Era la tranquila mañana de un día cualquiera cuando extrañado me desperté y no me podía mover. El suceso harto conocido hoy día pero no por mí a los 17, detono en mí un horror indescriptible. No había preguntas ahí, no había explicaciones, no había control ni lógica, y –salvo mi aterrorizado consciencia- no había nada, solo eso: una inconmensurable oscuridad hundiéndome cada vez más y más.
Vivía una lucha encarnizada, férrea, mortal. Luchaba contra la oscuridad. Quería moverme, salir de ahí. Así que trataba de mover un dedo, qué dedo, cualquier dedo. El dedo no importaba. El caso era ser nuevamente, salir, vivir otra vez. Dejar aquel pozo denso e infinito y aquellas condiciones de infeliz pequeñez por entero espantosas. No luchaba contra nada en particular; de hecho no luchaba: flotaba, sólo ahí, inserto en la nada, en un profundo vacío, inmensidad pura, sin asideros, sin fondo, sin significado. La parálisis era también oscuridad, repito. Mi terror por tanto era esa oscuridad. Puedo decir sin temor a contradecirme que sí, que sí me movía. Pero en otro plano, un plano astral, ilógico, no material: EXISTIA; estaba ahí: tenía dos manos, dos piernas y una cabeza. No sé si también estaba vestido pero al parecer si: vestía pantalón y sudadera blancas, creo. Y me veía crudamente ahí, como un ratoncito insignificante inserto en un escalofriante hocico, hundiéndose cada vez más y más, garganta abajo. Y lo peor es que era consciente de ello, y de que el fin último de este hundimiento era la muerte, aún lo recuerdo: la disolución total, sin mensajes ya, sin decisión, sólo la nada: densa, oscura.
Como ya dije, estaba lúcido.
Pero en este punto del drama era que yo seguía vivo. No hay exageración es esto. La muerte –ahí lo supe—no es la muerte para quien está vivo. La muerte penetra, consume, se va llevando tus cosas, tu vida, ese quien eres, y eso para mí, ese irme separando cada vez más y más de todo cuanto "era", me petrificaba. El estar sano y ocurrirle lo que a mí, repentinamente, ¿vive? —una muerte espantosa--. Al menos ésa es mi experiencia y así lo cuento. Separemos entonces las cosas. Yo no estaba preparado para ningún adiós. El único adiós que yo conocía era el adiós a los cuates, y eso de un día para otro. Así es que concentrando la totalidad de mi atención –no de mis fuerzas, las fuerzas en esas circunstancias son otra cosa— me forcé reaciamente y a como dé lugar, en salir de ahí. ¿Cómo?: en mover un dedo, ya lo dije: cualquier dedo, el dedo no importaba, creo el de mi pie derecho, el dedo gordo, si, el más combativo y personal, supongo.
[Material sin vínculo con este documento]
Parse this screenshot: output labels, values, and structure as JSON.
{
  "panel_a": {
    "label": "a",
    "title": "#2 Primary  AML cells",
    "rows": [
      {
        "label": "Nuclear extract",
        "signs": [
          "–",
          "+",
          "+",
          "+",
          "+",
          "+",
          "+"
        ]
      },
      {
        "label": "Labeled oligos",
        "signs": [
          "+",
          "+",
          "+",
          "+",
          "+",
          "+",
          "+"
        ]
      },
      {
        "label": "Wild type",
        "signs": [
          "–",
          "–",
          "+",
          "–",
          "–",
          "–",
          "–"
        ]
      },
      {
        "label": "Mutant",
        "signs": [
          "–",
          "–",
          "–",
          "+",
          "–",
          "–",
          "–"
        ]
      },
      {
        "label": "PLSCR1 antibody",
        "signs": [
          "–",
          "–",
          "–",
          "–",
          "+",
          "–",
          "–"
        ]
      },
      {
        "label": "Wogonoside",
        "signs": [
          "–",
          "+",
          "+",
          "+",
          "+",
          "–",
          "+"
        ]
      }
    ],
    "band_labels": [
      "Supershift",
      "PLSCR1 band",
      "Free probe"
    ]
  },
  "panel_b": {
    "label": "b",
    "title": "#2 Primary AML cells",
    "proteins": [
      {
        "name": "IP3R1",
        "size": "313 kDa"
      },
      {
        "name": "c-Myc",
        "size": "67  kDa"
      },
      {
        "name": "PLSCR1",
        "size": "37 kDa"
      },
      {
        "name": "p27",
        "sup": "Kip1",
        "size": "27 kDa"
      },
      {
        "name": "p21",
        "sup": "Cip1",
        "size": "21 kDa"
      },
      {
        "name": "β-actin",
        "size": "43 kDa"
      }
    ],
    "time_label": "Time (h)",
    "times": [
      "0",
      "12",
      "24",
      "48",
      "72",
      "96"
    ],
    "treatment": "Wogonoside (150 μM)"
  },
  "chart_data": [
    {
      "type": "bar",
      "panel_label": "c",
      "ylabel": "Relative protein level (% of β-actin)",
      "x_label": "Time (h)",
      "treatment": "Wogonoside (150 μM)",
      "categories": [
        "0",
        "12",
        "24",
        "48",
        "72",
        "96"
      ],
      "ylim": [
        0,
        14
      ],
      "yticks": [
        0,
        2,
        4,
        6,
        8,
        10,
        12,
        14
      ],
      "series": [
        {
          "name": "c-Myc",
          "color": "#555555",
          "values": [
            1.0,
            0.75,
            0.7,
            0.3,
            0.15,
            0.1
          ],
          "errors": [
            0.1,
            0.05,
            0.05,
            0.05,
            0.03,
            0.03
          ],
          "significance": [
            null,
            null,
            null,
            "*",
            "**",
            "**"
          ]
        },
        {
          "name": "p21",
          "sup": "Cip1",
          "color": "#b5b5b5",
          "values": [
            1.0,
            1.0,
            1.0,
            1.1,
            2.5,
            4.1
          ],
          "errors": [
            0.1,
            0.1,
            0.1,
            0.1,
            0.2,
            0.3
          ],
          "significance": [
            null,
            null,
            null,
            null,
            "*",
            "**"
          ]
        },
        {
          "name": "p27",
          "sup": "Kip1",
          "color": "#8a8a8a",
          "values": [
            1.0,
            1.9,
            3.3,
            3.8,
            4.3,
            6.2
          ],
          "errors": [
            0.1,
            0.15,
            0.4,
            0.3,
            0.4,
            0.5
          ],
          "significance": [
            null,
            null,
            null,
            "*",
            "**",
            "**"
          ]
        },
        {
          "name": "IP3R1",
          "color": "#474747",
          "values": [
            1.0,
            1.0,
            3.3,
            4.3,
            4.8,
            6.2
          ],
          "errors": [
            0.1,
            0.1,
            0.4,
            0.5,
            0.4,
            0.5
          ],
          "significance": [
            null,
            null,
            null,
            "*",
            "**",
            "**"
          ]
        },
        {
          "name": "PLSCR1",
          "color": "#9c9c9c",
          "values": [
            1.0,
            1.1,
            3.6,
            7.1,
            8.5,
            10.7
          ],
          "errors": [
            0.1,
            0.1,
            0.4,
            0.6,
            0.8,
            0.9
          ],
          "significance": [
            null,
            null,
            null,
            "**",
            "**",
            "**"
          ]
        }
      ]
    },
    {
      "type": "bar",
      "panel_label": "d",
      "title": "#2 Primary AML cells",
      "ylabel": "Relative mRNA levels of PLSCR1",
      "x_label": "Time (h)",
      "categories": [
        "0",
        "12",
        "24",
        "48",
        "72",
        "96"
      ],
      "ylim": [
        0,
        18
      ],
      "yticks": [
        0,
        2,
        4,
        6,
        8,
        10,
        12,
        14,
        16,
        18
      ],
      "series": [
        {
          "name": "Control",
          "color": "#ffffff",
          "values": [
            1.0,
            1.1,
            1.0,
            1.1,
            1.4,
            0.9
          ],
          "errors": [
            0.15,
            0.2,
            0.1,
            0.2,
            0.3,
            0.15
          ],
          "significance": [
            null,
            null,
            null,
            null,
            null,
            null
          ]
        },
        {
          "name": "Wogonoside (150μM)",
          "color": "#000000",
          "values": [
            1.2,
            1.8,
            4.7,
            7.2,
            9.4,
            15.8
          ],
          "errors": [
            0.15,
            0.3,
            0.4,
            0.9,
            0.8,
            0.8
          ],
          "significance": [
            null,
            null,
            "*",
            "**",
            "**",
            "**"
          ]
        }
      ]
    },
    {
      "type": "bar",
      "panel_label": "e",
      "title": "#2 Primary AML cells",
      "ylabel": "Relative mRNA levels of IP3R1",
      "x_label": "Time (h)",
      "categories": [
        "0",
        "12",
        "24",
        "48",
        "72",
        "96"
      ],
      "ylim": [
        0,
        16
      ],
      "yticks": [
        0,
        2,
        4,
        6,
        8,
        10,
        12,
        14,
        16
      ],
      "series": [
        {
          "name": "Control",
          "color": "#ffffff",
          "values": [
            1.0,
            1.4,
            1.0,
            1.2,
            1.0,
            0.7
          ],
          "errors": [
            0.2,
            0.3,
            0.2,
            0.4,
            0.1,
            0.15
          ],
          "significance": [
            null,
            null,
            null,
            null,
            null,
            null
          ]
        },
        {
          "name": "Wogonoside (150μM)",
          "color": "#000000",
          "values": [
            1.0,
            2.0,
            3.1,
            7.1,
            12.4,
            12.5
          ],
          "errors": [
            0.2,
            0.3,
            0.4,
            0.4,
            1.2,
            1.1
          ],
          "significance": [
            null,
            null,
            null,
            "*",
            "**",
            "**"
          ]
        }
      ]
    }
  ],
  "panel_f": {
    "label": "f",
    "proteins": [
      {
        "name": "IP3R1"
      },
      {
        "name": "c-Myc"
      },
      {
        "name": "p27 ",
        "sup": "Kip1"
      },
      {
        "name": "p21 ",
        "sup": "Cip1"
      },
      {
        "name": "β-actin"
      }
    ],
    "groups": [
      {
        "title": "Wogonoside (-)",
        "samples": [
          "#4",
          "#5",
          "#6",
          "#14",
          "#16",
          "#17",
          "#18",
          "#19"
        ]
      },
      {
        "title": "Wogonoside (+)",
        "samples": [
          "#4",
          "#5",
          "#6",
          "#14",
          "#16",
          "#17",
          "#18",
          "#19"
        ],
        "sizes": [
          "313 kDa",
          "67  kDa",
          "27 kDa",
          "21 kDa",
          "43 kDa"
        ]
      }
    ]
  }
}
No logré nada. Insistí, sin embargo, insistí, insistí. Entonces en el punto más álgido de mi trance ocurrió: moví un dedo, fue increíble. ¡Moví un dedo, un dedo!, pensé, e inmediatamente giré el pie, luego la pierna, y el cuerpo; fue maravilloso, celestial. Volví a la vida; y abrí más los ojos o ya los tenía abiertos, el caso es que un sentimiento difícil de describir me inundó. Mi cuerpo otra vez, yo mismo, inundado de sangre, irradiando vida, sentir la luz del día iluminando mi cama, una luz blanca que se filtraba entre las cortinas e inundaba mi cuarto, acariciándome, llenándome de calor, de fuerza. Toda impotencia sucumbió entonces y un desahogo íntimo, casi maternal, se filtró en mi.
Entonce di un giro en la cama: éste era yo: feroz, único. No quería llorar, no pensaba: sentía únicamente. Y sentir era respirar; era yo, nuevamente.
Vivía vida la vida, la muerte, la nada, no era nada.
Por la tarde sin embargo aspiré el espeso humo de la droga y la sonrisa del diablo que de nuevo inundaron mis pulmones otra vez entre tantas otras cosas… si, simplemente hizo clic.